Wednesday, April 26, 2023

SUSPIRIA (1977)

 







PHENOMENALITY: *marvelous*
MYTHICITY: *fair*
FRYEAN MYTHOS: *drama*
CAMPBELLIAN FUNCTIONS: *metaphysical*

SPOILERS SPOILERS SPOILERS

Though I liked SUSPIRIA the first time I saw in a theatrical venue, I've never been in a great hurry to re-screen it. Though there are a lot of movies I like for their use of overwhelming bravura set-pieces, somehow I never quite boarded the train that led me to "SUSPIRIA is one of the great horror films of all time."

One slightly off-putting aspect of the film is that I thought Argento seemed in too much of a hurry to provide his gorehound audience with not one but two grisly murders early on. American ballet student Suzy Bannion (Jessica Harper) arrives in Freiburg, Germany, to study dance at the famous Tanz Akademie. The young woman arrives at the school too late and she's refused admittance, so she has to go back to Freiburg for lodging. On her way she sees another young woman flee into the night. Argento then follows this woman to her destination, where she joins a friend at the latter's apartment. Both women are killed with the kind of operatic deaths for which Argento had become well known.
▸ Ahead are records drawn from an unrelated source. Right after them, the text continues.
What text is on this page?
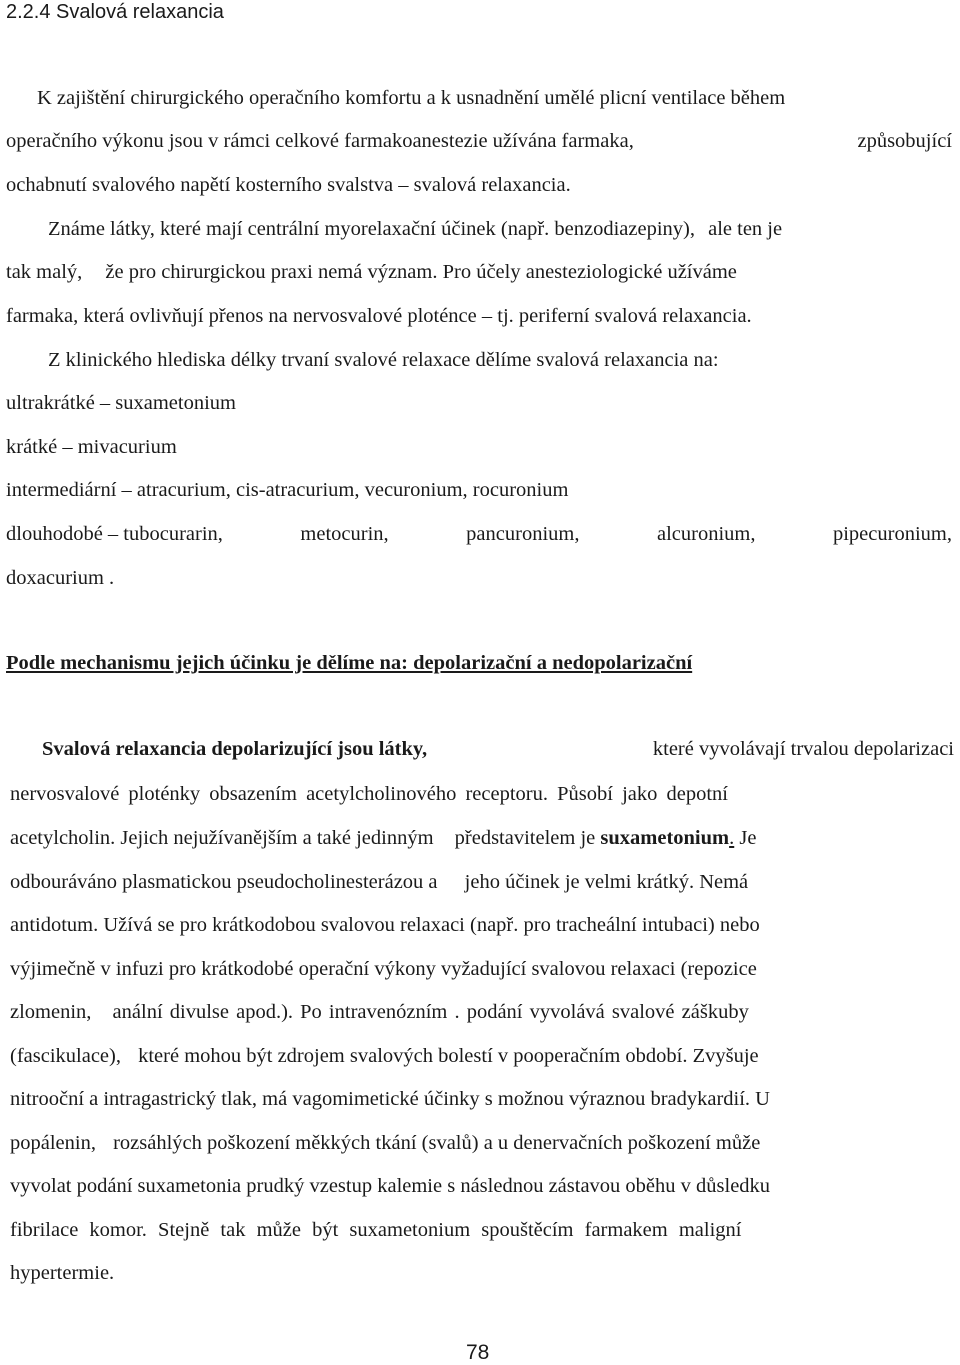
2.2.4 Svalová relaxancia
K zajištění chirurgického operačního komfortu a k usnadnění umělé plicní ventilace během
operačního výkonu jsou v rámci celkové farmakoanestezie užívána farmaka,	způsobující
ochabnutí svalového napětí kosterního svalstva – svalová relaxancia.
Známe látky, které mají centrální myorelaxační účinek (např. benzodiazepiny), ale ten je
tak malý, že pro chirurgickou praxi nemá význam. Pro účely anesteziologické užíváme
farmaka, která ovlivňují přenos na nervosvalové ploténce – tj. periferní svalová relaxancia.
Z klinického hlediska délky trvaní svalové relaxace dělíme svalová relaxancia na:
ultrakrátké – suxametonium
krátké – mivacurium
intermediární – atracurium, cis-atracurium, vecuronium, rocuronium
dlouhodobé – tubocurarin,	metocurin,	pancuronium,	alcuronium,	pipecuronium,
doxacurium .
Podle mechanismu jejich účinku je dělíme na: depolarizační a nedopolarizační
Svalová relaxancia depolarizující jsou látky,	které vyvolávají trvalou depolarizaci
nervosvalové ploténky obsazením acetylcholinového receptoru. Působí jako depotní
acetylcholin. Jejich nejužívanějším a také jedinným představitelem je suxametonium. Je
odbouráváno plasmatickou pseudocholinesterázou a jeho účinek je velmi krátký. Nemá
antidotum. Užívá se pro krátkodobou svalovou relaxaci (např. pro tracheální intubaci) nebo
výjimečně v infuzi pro krátkodobé operační výkony vyžadující svalovou relaxaci (repozice
zlomenin, anální divulse apod.). Po intravenózním . podání vyvolává svalové záškuby
(fascikulace), které mohou být zdrojem svalových bolestí v pooperačním období. Zvyšuje
nitrooční a intragastrický tlak, má vagomimetické účinky s možnou výraznou bradykardií. U
popálenin, rozsáhlých poškození měkkých tkání (svalů) a u denervačních poškození může
vyvolat podání suxametonia prudký vzestup kalemie s následnou zástavou oběhu v důsledku
fibrilace komor. Stejně tak může být suxametonium spouštěcím farmakem maligní
hypertermie.
78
I don't object to the deaths themselves, but I thought that the film would have benefited from a slower build to its more extravagant horrors.

As Suzy takes up residence at the school, her first encounters with the students are mundane enough, and the staff-- headmistress Blanc (Joan Bennett, just a few years after the end of DARK SHADOWS) and instructor Tanner (Alida Valli)-- merely seem eccentric. But it doesn't take long for weirdness to manifest exponentially. The first manifestation, a maggot infestation, seems to have a logical explanation; that the critters were carried in along with spoiled food. Suzy doesn't witness the death of another student, who falls into a pit filled with lacerating razor-wire, but she hears about how the school's piano teacher is slain by his own dog. Suzy consults various experts on the background of Tanz Akademie. One fellow tells Suzy that the school was established by one Helena Markos at the turn of the century, and that this woman was suspected of being a witch. In fact, her school was supposedly BOTH a dance academy and an occult studies academy, which sounds to me like a bit of stretch for that time-period. Markos supposedly passed away, but Suzy suspects that some sort of witchery is still going on, and she makes it her business to dive down into the belly of the beast.
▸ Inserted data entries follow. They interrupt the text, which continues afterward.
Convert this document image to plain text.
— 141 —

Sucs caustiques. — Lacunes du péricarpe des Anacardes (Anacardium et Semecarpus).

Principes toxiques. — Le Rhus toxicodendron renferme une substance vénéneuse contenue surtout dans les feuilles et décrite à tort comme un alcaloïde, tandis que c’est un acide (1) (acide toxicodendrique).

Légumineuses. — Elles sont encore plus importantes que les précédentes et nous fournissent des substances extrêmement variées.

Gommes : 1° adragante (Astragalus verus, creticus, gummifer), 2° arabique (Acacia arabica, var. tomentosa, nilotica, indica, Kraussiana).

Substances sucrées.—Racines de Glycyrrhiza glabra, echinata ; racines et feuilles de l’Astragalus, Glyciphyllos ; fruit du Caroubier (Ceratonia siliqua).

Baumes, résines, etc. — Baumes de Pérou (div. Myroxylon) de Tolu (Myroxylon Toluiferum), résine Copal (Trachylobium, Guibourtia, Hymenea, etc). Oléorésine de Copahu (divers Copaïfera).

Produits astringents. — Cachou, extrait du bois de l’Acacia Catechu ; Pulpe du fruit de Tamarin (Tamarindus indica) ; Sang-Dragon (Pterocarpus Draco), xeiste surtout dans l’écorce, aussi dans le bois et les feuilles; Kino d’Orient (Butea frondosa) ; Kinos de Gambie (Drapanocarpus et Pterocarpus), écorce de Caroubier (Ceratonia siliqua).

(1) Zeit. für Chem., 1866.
The big reveal is that the current staff of the academy are indeed a coven of witches, and that they've actually resurrected Markos somehow to be the head of their cult. In fact, for reasons unknown they're even planning to sacrifice Suzy. After many more colorful set-pieces-- one of which references Argento's breakout hit, THE BIRD WITH THE CRYSTAL PLUMAGE-- Suzy escapes the academy while it goes up in flames, ending the coven's menace.
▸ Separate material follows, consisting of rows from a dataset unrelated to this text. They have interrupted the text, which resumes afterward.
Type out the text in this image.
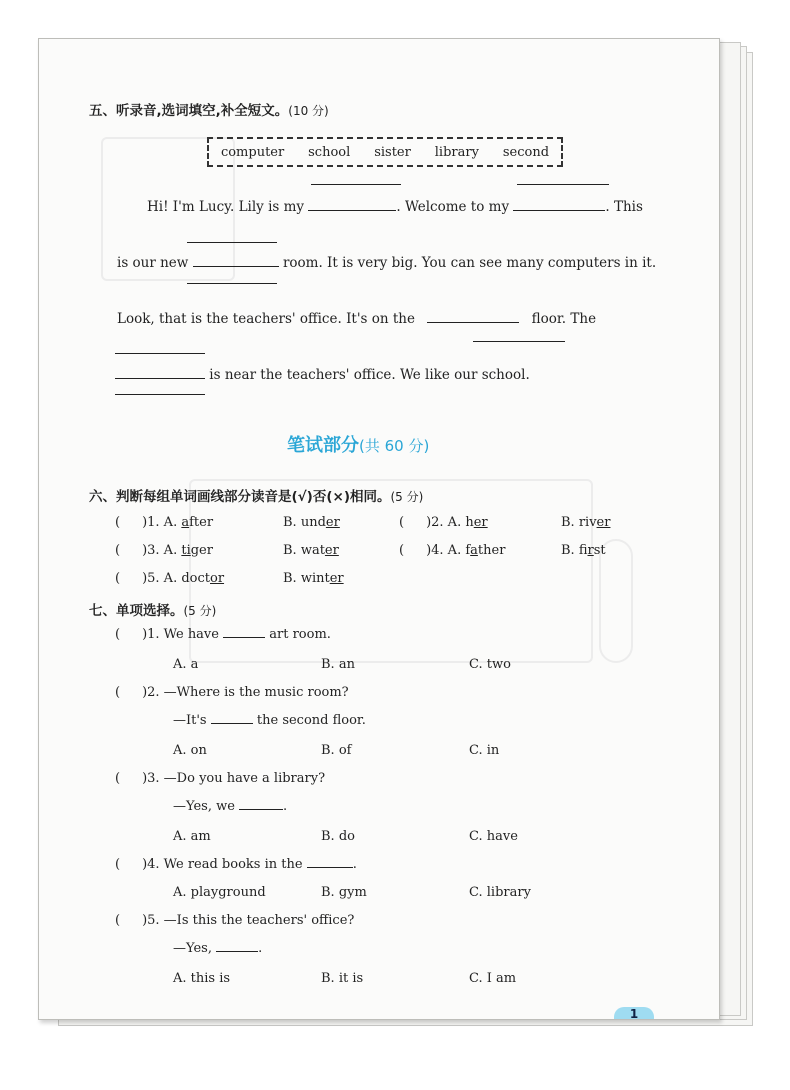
五、听录音,选词填空,补全短文。(10 分)
computer school sister library second
Hi! I'm Lucy. Lily is my	. Welcome to my	. This
is our new	room. It is very big. You can see many computers in it.
Look, that is the teachers' office. It's on the	floor. The
is near the teachers' office. We like our school.
笔试部分(共 60 分)
六、判断每组单词画线部分读音是(√)否(×)相同。(5 分)
( )1. A. after	B. under	( )2. A. her	B. river
( )3. A. tiger	B. water	( )4. A. father	B. first
( )5. A. doctor	B. winter
七、单项选择。(5 分)
( )1. We have	art room.
A. a	B. an	C. two
( )2. —Where is the music room?
—It's	the second floor.
A. on	B. of	C. in
( )3. —Do you have a library?
—Yes, we	.
A. am	B. do	C. have
( )4. We read books in the	.
A. playground	B. gym	C. library
( )5. —Is this the teachers' office?
—Yes,	.
A. this is	B. it is	C. I am
1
Though I didn't think the characters or the magical menaces were all that compelling, I did think that Argento's concept of witches felt almost like the concept seen in archaic tribes. In theory the academy's modern witches have no strong motive for bringing about random deaths in their own bailiwick. Argento even has one character say that the witches are motivated to make themselves wealthy, but how wealthy will they be if all their students pack up and leave? I call the movie's idea of witchery "archaic" because it seems as if the witches-- who aren't explicitly tied to any Christian notions-- just can't help doing bad things all the time.